Рядом с Майоркой было два острова: ЕВР91766, в сорока километрах к северо-востоку, где располагался комплекс по производству меди, и ЕВР91603, в восьмидесяти пяти километрах на юго-запад, с предприятием по переработке морских водорослей и климатологическим центром.
Лилия прижалась к нему, спасаясь от ветра и брызг из разбитого стекла. Скол держал руль, следил за компасом, морем в лунном сиянии и звездами над горизонтом.
Звезды растаяли, небо светлело, а Майорки все не было. Только море, безмятежное и бескрайнее.
— Если скорость сорок, — проговорила Лилия, — нужно семь часов. Прошло уже больше?
— Может, не сорок.
А может, он сделал слишком сильную поправку на восточное течение. Может, они проскочили Майорку и идут прямиком в Евр. Или Майорки не существует — ее убрали с доунификационных карт, потому что доунификационные товарищи «разбомбили» ее, стерев с лица земли, а зачем напоминать Семье про безумие и варварство?
Он по-прежнему держал курс на север, самую малость отклоняясь к западу, и немного снизил скорость.
Небо серело, а остров все не показывался. Они молча вглядывались в горизонт, избегая встречаться глазами.
На северо-востоке мерцала над водой последняя звезда. Нет, мерцала на воде. Нет…
— Смотри!
Лилия взглянула, куда он показывал, схватила его за руку.
Огонек описывал дугу из стороны в сторону, потом вверх-вниз, словно манил. Примерно в километре.
— Иисус и Уэй, — тихо сказал Скол и повернул руль.
— Осторожнее. Вдруг это…
Он перехватил руль другой рукой, достал из кармана нож, положил на колени.

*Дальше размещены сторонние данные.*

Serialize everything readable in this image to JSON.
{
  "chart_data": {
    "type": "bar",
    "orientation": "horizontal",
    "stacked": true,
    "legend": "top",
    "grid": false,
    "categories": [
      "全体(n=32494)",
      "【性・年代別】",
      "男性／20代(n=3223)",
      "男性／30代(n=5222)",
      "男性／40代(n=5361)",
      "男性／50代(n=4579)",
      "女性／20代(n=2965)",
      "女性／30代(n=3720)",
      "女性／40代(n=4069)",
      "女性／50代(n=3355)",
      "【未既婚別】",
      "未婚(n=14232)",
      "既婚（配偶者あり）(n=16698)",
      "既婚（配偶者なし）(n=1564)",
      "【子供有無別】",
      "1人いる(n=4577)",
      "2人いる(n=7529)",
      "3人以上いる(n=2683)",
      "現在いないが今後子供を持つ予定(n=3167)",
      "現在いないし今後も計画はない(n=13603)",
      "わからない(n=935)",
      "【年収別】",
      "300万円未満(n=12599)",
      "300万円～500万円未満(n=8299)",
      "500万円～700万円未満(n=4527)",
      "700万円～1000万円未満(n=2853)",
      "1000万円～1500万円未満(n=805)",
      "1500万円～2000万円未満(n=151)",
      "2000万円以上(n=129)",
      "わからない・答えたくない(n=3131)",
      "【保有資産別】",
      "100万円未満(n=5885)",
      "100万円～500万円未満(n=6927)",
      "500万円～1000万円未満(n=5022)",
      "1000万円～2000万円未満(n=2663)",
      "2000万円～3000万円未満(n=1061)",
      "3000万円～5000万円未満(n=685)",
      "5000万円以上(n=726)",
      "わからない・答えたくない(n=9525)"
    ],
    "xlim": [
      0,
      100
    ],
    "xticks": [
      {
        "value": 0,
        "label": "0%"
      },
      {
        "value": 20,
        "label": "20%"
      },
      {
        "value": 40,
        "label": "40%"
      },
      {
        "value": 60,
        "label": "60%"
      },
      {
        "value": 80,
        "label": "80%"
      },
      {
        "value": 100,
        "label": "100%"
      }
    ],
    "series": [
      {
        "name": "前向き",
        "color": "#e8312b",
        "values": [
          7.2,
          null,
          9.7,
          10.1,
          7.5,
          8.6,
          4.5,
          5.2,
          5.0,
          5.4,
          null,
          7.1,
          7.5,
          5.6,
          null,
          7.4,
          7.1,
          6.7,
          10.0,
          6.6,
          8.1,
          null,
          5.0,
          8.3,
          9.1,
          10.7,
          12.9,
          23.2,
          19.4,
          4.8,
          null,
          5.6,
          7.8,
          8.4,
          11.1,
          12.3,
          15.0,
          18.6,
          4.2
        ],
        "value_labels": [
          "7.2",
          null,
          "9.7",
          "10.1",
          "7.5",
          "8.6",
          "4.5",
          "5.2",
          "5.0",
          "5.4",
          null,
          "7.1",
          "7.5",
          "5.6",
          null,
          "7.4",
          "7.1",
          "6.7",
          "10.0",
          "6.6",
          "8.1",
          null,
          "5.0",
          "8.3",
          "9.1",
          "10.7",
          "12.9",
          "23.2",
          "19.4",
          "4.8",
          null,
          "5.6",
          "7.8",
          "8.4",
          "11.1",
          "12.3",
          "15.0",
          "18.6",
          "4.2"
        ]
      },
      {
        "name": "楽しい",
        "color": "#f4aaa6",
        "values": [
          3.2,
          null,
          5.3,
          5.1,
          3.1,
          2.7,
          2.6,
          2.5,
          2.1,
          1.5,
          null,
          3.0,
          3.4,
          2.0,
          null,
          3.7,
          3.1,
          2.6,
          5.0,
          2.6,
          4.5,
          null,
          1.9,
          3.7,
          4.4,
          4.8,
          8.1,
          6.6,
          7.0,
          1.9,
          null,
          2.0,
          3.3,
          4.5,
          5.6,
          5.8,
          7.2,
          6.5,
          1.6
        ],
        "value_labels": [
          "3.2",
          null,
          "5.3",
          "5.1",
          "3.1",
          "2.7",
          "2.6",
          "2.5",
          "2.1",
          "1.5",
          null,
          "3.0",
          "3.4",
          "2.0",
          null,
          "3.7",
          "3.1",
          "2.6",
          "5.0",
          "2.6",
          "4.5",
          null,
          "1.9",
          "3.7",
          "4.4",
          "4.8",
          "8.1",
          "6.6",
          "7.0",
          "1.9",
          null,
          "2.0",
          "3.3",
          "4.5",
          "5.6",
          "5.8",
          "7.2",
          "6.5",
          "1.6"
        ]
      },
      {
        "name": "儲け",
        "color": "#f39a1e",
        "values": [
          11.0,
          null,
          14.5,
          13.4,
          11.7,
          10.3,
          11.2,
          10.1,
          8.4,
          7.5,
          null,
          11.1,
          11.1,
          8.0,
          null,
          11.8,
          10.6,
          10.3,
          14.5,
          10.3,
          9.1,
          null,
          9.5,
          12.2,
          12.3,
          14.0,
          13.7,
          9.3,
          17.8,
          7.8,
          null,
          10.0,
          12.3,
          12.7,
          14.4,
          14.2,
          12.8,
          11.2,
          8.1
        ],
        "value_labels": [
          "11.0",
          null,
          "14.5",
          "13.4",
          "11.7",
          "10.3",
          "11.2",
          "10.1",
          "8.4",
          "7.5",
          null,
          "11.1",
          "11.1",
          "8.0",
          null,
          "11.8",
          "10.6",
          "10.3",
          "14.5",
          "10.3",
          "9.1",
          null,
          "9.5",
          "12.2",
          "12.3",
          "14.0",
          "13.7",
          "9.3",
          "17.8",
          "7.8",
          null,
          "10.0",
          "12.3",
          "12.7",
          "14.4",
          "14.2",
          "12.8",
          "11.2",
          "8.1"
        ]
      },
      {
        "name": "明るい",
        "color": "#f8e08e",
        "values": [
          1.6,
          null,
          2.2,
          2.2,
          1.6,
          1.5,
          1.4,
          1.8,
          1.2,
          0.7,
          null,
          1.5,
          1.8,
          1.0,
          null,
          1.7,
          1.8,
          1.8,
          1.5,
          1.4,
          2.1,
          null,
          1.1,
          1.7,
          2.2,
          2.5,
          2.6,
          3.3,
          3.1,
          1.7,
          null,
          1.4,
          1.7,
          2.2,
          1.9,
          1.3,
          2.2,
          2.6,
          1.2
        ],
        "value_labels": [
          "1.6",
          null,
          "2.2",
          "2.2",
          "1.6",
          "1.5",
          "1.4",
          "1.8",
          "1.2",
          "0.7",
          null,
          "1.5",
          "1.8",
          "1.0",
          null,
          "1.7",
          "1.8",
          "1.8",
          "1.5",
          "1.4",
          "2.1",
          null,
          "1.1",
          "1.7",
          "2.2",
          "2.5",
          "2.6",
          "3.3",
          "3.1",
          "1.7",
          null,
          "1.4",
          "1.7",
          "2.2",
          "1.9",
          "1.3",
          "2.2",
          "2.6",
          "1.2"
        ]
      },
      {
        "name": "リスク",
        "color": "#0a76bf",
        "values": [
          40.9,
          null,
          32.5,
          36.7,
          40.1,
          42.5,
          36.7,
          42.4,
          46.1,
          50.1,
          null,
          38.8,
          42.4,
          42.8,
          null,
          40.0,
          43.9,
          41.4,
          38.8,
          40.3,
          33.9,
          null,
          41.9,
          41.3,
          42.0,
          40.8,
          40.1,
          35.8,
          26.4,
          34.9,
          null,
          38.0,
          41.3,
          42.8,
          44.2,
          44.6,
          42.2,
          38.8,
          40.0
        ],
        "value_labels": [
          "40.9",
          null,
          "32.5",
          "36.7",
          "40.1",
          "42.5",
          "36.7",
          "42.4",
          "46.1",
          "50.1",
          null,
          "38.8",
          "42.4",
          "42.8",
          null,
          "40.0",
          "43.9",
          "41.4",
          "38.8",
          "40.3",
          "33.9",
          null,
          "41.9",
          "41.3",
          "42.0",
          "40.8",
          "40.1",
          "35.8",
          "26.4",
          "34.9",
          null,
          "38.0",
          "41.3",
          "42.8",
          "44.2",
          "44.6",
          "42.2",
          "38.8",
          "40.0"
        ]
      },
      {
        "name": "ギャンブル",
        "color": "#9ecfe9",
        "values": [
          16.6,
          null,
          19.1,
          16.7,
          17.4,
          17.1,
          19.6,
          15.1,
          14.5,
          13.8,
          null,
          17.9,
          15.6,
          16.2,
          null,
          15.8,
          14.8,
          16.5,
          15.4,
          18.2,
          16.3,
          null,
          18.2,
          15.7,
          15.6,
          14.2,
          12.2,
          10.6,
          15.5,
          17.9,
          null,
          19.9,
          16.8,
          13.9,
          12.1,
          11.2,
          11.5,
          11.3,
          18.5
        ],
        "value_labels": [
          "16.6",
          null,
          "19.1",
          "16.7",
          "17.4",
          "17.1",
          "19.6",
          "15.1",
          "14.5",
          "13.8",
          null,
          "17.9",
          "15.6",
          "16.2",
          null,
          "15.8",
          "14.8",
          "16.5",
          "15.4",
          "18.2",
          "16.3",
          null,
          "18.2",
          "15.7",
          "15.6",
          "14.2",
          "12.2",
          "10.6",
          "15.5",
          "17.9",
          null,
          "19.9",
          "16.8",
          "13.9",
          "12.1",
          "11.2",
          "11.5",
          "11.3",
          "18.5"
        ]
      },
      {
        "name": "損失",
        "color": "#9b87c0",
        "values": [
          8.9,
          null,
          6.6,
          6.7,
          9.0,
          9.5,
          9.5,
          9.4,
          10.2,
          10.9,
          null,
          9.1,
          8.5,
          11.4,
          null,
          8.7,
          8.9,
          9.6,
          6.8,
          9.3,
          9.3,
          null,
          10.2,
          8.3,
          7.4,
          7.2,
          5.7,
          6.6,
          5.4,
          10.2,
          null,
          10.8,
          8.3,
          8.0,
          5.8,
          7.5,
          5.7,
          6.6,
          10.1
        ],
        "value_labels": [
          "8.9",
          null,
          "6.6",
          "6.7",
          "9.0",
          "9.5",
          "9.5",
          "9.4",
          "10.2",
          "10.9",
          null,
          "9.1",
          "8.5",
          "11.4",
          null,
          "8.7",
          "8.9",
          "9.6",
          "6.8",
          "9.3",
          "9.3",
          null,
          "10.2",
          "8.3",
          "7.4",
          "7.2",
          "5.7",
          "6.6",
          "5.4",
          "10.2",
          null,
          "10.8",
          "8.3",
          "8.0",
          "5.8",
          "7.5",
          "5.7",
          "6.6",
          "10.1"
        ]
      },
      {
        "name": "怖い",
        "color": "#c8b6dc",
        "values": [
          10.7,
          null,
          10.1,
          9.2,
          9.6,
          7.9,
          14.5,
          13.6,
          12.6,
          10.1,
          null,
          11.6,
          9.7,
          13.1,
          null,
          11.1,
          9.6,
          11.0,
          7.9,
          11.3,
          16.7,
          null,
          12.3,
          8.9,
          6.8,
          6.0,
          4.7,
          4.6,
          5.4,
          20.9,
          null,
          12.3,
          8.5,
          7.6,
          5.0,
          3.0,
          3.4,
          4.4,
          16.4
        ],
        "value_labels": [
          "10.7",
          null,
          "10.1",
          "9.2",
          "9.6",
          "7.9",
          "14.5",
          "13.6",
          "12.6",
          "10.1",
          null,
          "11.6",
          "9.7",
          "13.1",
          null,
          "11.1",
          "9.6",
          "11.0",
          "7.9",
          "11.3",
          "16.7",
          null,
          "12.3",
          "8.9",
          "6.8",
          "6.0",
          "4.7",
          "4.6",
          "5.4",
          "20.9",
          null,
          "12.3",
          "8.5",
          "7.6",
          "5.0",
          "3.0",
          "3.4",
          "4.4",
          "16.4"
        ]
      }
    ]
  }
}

Огонек погас, проступили очертания маленькой лодки. В ней махали чем-то бледным, что потом надели на голову — шляпой; замахали рукой.
— Товарищ, — сказала Лилия.
— Человек.
Скол держал курс прямо на лодку — кажется, весельную, — одна рука на рулевом управлении, другая — на переключателе скорости.
— Ты только на него глянь! — воскликнула Лилия.
Низкорослый мужчина с белой бородой и красным лицом под широкополой желтой шляпой был одет во что-то синее сверху и белое снизу.
Скол сбавил скорость, притерся к весельной лодке и выключил все три винта.
Незнакомец — старый, за шестьдесят два, и голубоглазый, фантастически голубоглазый — улыбнулся редкими коричневыми зубами.
— Драпаете от этих чучел? На свободу?
Его лодка качалась на поднятых ими боковых волнах. Внутри ездили сети и багры — рыболовные снасти.
— Да, — отозвался Скол. — Да! Мы ищем Майорку.
— Майорку? — Старик рассмеялся и почесал бороду. — Мальорку. Не Майорка, а Мальорка! Только теперь это Свобода. Мальоркой ее не зовут уже… бог знает сколько, лет сто, наверное! Свобода.
— Это рядом? — спросила Лилия.
— Мы друзья, — прибавил Скол. — Мы не будем мешать или «лечить»…
— Мы сами неизлечимые, — сказала Лилия.
— А то ж. Иначе чего бы вам тут делать? Я как раз по этой части — выглядываю таких, как вы, и подсобляю добраться в порт. Вон она, Мальорка-то. — Старик указал на север.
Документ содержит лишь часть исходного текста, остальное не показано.